Sheikholeslami, Sahara, Bölöni, Ladislau

arXiv.org Artificial Intelligence 

Abstract: Robotic manipulation requires explicit or implicit knowledge of the robot's joint positions. Precise proprioception is standard in high-quality industrial robots but is often unavailable in inexpensive robots operating in unstructured environments. In this paper, we ask: to what extent can a fast, single-pass regression architecture perform visual proprioception from a single external camera image, available even in the simplest manipulation settings? We explore several latent representations, including CNNs, V AEs, ViTs, and bags of uncalibrated fiducial markers, using fine-tuning techniques adapted to the limited data available. We evaluate the achievable accuracy through experiments on an inexpensive 6-DoF robot. 1 Introduction Proprioception is the task of recovering the configuration of the robot from its own sensors, in contrast to perception, which is directed towards the external reality. In some settings, proprioception is an engineering problem solved by the internal sensors of the robot. For instance, high-quality industrial robots are so precisely actuated that we can safely consider their joint configurations known. However, for certain scenarios, such as inexpensive robots operating in unstructured environments, the proprioception information coming from the robot might be noisy, uncertain, or unreliable.
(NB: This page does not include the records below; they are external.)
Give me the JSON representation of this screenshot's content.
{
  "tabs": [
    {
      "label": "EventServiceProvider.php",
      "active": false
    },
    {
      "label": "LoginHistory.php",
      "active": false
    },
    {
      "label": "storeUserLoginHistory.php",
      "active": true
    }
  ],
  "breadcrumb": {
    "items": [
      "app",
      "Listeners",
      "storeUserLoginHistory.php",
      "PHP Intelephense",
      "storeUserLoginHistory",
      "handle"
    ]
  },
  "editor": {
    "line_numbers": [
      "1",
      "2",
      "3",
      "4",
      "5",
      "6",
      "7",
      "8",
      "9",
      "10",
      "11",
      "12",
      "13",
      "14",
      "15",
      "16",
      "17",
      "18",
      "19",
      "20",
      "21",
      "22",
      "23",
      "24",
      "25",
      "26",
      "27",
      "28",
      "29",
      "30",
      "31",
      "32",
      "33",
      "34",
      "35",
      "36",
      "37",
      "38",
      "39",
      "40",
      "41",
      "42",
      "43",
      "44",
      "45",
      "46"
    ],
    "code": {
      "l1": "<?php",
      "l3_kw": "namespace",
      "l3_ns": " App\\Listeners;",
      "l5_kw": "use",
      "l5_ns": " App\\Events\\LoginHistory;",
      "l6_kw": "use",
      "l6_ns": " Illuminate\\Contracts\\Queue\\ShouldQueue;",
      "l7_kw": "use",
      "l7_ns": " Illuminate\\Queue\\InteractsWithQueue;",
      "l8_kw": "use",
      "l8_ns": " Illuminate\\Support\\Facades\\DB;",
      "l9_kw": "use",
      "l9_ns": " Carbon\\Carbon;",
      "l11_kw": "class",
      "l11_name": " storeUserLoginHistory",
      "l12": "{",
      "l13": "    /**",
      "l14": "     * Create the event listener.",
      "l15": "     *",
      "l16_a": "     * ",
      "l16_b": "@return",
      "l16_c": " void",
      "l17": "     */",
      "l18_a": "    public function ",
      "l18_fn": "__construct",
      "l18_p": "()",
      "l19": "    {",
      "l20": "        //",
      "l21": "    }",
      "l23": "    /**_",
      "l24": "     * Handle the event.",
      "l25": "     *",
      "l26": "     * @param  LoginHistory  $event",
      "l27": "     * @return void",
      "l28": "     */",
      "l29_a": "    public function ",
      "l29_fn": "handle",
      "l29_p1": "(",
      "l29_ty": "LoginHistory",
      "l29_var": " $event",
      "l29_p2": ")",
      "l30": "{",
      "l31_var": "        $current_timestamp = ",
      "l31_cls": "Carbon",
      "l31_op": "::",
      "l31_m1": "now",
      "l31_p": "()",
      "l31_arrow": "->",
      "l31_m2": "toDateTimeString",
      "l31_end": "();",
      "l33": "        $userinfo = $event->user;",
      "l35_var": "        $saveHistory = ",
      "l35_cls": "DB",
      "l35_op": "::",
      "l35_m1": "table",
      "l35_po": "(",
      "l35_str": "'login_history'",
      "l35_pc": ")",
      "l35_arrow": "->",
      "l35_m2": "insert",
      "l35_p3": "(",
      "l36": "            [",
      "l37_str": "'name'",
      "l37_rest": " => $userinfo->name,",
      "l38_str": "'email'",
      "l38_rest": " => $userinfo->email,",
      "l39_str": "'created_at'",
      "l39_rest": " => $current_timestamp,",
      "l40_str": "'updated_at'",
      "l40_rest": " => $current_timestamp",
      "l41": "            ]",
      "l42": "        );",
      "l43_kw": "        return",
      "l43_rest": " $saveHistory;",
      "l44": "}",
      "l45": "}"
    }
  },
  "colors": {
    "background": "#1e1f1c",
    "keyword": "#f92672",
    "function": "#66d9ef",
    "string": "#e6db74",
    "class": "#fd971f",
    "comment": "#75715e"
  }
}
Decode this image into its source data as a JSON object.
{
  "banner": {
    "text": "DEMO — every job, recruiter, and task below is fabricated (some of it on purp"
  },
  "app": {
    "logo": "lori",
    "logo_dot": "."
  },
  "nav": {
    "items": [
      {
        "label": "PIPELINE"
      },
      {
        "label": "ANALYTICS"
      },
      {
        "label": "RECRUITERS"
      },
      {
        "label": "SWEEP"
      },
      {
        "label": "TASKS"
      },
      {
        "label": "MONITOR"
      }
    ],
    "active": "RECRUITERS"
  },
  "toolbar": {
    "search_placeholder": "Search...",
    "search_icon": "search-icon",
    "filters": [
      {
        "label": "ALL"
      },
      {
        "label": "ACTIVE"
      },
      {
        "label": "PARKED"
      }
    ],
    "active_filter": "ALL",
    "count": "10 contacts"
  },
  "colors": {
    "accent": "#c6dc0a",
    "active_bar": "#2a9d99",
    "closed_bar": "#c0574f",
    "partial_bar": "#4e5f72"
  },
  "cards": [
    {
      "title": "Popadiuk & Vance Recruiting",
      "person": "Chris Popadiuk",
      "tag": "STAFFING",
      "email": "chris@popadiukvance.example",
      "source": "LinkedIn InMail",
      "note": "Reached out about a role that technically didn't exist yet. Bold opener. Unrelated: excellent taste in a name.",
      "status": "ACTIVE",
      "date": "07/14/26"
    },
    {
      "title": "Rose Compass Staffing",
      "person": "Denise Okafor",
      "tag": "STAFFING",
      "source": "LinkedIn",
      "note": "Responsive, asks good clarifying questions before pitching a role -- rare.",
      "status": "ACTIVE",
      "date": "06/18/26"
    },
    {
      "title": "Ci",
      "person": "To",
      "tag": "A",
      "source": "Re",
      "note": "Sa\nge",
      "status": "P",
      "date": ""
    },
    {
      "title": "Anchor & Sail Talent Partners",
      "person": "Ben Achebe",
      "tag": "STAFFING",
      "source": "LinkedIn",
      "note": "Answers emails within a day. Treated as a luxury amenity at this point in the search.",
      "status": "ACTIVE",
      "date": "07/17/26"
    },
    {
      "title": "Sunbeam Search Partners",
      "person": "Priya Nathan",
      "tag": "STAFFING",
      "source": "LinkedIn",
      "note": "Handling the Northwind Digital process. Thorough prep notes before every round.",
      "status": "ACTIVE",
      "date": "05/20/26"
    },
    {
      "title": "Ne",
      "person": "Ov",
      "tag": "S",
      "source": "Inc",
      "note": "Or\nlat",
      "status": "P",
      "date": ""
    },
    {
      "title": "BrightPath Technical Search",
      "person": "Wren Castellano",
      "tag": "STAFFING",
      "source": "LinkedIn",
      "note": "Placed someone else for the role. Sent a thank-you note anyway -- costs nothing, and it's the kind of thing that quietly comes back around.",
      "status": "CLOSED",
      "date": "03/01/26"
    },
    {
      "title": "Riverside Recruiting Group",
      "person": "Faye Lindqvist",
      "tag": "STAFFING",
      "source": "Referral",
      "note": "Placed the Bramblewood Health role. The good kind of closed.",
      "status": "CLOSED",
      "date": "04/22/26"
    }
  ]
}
These robots might be controlled through policies based on end-to-end reinforcement learning or imitation learning that define actions as functions of an external observation a π (o), which appears to sidestep the proprioception problem. In practice, however, if some internal proprioception is available, this can be combined with the results of the external perception, in the hope that explicit proprioceptive data can support task performance.